Ongoing research – basis for future breeding
The aim of Gabriella and her team’s work on equine genetics is identification of the genes behind certain diseases and other important traits – information that can then be used in breeding. The equine disease summer eczema, which can be very troublesome to horses, is one of the diseases Gabriella and her team researched into. Summer eczema depends on both heredity and the environment, thus on the occurrence of certain genes and horses’ exposure to biting midges. Thanks to insight into the genes behind the eczema, it is hoped that the disease can be carefully bred out – though this process is complex, bearing in mind the risk of things such as inbreeding.

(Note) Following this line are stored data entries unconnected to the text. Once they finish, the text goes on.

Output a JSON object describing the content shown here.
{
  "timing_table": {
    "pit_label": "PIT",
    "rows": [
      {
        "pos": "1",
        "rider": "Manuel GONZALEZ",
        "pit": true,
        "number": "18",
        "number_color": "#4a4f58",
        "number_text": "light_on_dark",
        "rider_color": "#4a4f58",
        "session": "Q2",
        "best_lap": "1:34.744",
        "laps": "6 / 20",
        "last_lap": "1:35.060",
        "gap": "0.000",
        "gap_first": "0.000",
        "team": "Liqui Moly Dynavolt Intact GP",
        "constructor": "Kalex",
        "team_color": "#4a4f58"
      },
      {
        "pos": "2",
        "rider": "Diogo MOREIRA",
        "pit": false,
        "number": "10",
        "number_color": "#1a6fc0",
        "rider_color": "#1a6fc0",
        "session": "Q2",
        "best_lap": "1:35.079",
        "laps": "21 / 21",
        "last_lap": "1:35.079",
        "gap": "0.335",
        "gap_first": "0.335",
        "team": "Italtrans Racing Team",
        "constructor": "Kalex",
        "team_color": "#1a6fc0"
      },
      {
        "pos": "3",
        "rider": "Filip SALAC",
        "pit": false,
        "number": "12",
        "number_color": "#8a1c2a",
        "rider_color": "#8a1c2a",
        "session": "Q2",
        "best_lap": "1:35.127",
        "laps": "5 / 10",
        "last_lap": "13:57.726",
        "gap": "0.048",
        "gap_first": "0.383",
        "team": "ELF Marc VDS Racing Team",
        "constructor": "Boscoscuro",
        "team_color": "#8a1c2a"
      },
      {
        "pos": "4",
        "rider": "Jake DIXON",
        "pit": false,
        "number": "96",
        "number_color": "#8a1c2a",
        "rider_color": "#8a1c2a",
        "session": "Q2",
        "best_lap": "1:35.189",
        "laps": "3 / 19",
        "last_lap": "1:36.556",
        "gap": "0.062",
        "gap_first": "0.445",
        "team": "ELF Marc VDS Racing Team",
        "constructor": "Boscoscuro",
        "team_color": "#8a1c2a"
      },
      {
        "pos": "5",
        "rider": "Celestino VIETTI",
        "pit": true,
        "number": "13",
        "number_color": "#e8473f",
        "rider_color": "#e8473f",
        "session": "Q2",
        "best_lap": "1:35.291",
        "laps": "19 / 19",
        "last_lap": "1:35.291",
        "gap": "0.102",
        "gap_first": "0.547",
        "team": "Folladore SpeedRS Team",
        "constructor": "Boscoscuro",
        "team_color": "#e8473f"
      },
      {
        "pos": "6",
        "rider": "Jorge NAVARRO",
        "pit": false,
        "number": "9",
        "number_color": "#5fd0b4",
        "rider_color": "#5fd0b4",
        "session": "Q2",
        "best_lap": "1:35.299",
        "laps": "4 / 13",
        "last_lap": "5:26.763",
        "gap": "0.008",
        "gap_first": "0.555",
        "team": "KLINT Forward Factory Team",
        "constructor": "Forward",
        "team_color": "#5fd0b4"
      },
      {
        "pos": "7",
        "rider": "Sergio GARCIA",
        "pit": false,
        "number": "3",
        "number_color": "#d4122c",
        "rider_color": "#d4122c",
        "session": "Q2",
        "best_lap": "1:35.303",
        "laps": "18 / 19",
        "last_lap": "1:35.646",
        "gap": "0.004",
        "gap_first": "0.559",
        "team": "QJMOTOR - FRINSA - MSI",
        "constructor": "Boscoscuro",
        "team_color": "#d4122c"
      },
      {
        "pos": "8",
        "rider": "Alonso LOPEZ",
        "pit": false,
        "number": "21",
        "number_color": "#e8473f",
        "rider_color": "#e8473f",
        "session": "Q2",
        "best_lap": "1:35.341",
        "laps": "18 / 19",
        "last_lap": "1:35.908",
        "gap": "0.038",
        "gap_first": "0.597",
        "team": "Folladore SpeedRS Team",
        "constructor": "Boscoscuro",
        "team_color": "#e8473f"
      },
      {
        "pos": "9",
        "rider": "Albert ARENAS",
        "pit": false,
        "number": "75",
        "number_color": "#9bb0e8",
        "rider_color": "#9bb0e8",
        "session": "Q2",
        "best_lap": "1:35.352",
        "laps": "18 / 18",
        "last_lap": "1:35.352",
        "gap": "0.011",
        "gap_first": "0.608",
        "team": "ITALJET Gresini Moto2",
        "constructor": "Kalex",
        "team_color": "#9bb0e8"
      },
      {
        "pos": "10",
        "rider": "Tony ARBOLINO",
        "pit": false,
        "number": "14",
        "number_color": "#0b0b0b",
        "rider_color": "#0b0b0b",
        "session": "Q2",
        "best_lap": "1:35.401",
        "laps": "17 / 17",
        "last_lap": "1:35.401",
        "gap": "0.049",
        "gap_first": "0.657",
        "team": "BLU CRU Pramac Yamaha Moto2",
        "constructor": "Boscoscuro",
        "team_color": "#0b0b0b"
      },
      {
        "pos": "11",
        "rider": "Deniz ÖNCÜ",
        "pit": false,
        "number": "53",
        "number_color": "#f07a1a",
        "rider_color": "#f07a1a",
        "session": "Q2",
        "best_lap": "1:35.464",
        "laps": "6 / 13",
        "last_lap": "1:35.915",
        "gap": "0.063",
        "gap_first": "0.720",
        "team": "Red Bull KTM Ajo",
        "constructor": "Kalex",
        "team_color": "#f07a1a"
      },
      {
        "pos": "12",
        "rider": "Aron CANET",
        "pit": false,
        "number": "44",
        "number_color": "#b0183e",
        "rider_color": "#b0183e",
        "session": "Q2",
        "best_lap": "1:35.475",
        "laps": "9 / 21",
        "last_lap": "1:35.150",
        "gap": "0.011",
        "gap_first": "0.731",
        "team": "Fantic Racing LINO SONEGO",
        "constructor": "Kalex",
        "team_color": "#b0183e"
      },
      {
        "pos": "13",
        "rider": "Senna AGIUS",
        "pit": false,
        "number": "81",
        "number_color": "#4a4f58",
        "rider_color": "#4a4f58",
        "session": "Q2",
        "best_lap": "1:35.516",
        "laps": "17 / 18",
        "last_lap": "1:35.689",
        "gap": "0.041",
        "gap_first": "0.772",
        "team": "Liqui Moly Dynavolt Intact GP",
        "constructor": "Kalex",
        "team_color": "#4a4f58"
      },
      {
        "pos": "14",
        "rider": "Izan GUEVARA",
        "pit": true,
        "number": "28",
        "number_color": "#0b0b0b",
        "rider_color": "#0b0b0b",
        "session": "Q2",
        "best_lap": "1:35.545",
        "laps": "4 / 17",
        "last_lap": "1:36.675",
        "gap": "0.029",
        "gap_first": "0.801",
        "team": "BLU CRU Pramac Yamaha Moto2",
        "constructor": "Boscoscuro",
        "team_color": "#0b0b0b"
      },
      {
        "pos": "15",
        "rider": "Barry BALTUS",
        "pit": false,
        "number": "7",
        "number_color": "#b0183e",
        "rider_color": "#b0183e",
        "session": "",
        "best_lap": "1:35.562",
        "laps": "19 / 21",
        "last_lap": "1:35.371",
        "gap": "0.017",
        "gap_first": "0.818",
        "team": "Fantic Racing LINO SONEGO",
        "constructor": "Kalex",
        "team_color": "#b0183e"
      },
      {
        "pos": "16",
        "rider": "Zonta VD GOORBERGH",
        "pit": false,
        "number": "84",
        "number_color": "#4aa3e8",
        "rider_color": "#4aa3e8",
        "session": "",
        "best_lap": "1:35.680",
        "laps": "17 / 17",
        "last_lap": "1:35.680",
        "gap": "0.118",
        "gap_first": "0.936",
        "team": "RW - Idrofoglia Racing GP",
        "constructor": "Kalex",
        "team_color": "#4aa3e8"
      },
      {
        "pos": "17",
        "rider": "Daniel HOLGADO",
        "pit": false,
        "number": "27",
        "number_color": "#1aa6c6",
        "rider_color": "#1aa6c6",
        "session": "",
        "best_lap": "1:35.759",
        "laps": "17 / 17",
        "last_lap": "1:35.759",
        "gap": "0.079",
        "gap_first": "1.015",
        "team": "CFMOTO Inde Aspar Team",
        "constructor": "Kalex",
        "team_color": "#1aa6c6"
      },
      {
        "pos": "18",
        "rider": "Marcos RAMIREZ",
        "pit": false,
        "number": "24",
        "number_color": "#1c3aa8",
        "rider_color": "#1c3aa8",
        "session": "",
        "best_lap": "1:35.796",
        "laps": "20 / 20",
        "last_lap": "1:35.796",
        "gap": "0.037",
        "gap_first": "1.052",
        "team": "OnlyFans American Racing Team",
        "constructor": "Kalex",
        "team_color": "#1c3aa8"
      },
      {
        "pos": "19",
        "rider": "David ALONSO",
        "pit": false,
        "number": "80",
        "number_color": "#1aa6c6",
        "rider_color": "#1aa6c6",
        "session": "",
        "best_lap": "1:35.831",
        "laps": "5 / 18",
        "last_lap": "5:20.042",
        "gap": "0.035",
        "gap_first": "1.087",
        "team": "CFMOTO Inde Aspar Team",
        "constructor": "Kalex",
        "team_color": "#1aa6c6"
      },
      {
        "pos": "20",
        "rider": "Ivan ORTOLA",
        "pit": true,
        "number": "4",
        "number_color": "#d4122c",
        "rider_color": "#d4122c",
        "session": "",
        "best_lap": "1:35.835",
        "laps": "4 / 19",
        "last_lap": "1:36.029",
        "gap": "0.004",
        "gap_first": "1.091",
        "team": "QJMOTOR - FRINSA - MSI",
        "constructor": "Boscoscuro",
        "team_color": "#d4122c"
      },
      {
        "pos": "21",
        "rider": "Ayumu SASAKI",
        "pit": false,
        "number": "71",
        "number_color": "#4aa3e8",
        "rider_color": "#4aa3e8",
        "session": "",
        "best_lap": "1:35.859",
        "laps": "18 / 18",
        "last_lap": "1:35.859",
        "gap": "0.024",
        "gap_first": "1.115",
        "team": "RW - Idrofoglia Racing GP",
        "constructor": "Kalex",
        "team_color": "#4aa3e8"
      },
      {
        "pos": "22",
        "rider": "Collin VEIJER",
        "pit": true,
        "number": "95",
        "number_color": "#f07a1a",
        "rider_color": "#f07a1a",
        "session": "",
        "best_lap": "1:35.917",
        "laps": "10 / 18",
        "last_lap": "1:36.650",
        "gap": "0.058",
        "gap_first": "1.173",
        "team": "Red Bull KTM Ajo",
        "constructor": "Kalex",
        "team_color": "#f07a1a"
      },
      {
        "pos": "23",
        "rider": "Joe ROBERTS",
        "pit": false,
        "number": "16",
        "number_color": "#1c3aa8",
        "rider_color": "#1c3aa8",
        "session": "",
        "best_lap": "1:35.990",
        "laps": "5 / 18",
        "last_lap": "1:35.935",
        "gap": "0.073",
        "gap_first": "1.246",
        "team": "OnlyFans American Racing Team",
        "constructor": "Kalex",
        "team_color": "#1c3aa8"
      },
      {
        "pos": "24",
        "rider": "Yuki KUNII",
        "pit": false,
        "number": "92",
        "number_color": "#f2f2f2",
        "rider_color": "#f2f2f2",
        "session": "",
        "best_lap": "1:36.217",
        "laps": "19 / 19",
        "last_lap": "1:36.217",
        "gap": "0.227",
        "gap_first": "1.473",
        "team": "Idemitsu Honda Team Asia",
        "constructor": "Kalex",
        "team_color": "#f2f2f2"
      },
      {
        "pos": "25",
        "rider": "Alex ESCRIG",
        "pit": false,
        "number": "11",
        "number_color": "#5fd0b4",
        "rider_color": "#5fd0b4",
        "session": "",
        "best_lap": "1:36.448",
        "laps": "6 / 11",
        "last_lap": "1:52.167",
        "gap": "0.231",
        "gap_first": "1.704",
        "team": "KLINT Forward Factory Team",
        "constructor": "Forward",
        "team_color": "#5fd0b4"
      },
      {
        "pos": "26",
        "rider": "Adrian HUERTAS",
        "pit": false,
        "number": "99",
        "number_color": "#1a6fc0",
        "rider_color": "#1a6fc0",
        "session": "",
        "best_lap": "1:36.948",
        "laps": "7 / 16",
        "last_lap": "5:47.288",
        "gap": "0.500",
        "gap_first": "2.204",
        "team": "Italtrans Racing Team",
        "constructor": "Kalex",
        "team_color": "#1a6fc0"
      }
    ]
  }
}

In another project the aim right now is to scan 1,000 horses, so as to calculate and carry out matching between hundreds of thousands of genetical markers and qualities for durability and performance.
"In collaboration with Prof. Eric Strand at the Norwegian University of Life Sciences (NMBU) we are endeavouring to find durability and performance genes, i.e. the genes that contribute to speed and the ‘will to win’ in horses. As everyone knows, some of them may have an innate desire to move, as well as a striving to come first in races. Our long-term vision is to succeed in genetically mapping this trait,” says Gabriella..
SLU Holding has helped with patent issues
Gabriella's team contacted SLU Holding early on during their research journey. SLU Holding has so far helped with business contacts in industry & commerce, patent issues and market research.
SLU Holding has been an important channel for us in terms of juggling research concepts and our ideas, as well as reconciliation with the market,” says Gabriella.
From research to market
There is much to consider when you want to take your research to the market in the form of an innovation. Well-functioning research is key.
"Right now the most important thing for me is building up the research group, i.e. getting research funding and recruiting the right expertise as well as a range of different people. I think the point of commercialising parts of your research is the possibility of specifically sorting out the funding and thus achieving the prerequisites for continuing with other research,” says Gabriella.
Gabriella believes it is important for research to come to the fore and be a benefit to society. A conflict between ‘good research’ and research with a practical application is something Gabriella doesn’t see.
"I’m employed at SLU primarily as a researcher and teacher, and we always start all projects with a specific research question, e.g. Why does hair grow? But then, of course, we also consider the problems that the answer to this question might trigger. It’s a major and important advantage if good research has a practical societal application,” Gabriella concludes.